Fig 5. SPARC effect on ECM proteins in differentiating myoblasts.

C2C12 cells were cultured in DM for 5 days with/without exogenous rSPARC (2 μg/ml) and/or anti-SPARC (10 μg/ml). The mediums were changed each 2 days. Proteins extraction was performed, and western blot analysis was done on RIPA soluble lysates to indicate proteins. The experiments were repeated three times (three different passages of C2C12 cells) and a representative western blot image was shown. Data were expressed as a ratio to the positive control (pooled samples). One-way ANOVA with repeated measurements was used to adjust the validations of the different passages and a contrast analysis was performed.
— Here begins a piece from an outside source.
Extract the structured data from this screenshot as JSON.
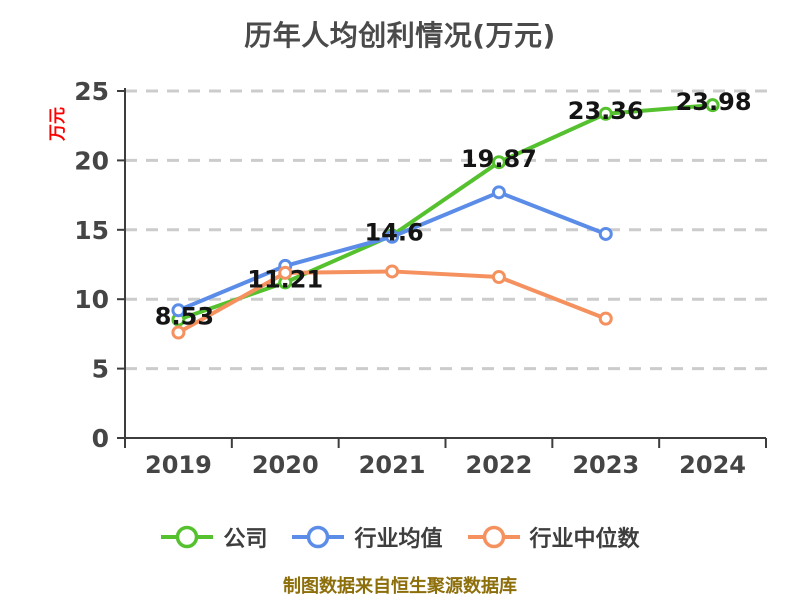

P value was set at < 0.05 after the Bonfferoni adjustments. (a): collagen 1a1 levels were measured using the 30 μg proteins and the results showed that the induction of SPARC increased collagen 1a1 expression, however, an opposite effect of anti-SPARC was observed. (b) Five μg of the proteins were loaded to measure fibronectin levels. A decrease of fibronectin expression with rSPARC and an increase after anti-SPARC were observed. Abbreviations: PBS: phosphate buffered saline, rSPARC: recombinant SPARC protein, and anti-SPARC: anti-SPARC antibody. *Significant differences between experimental conditions.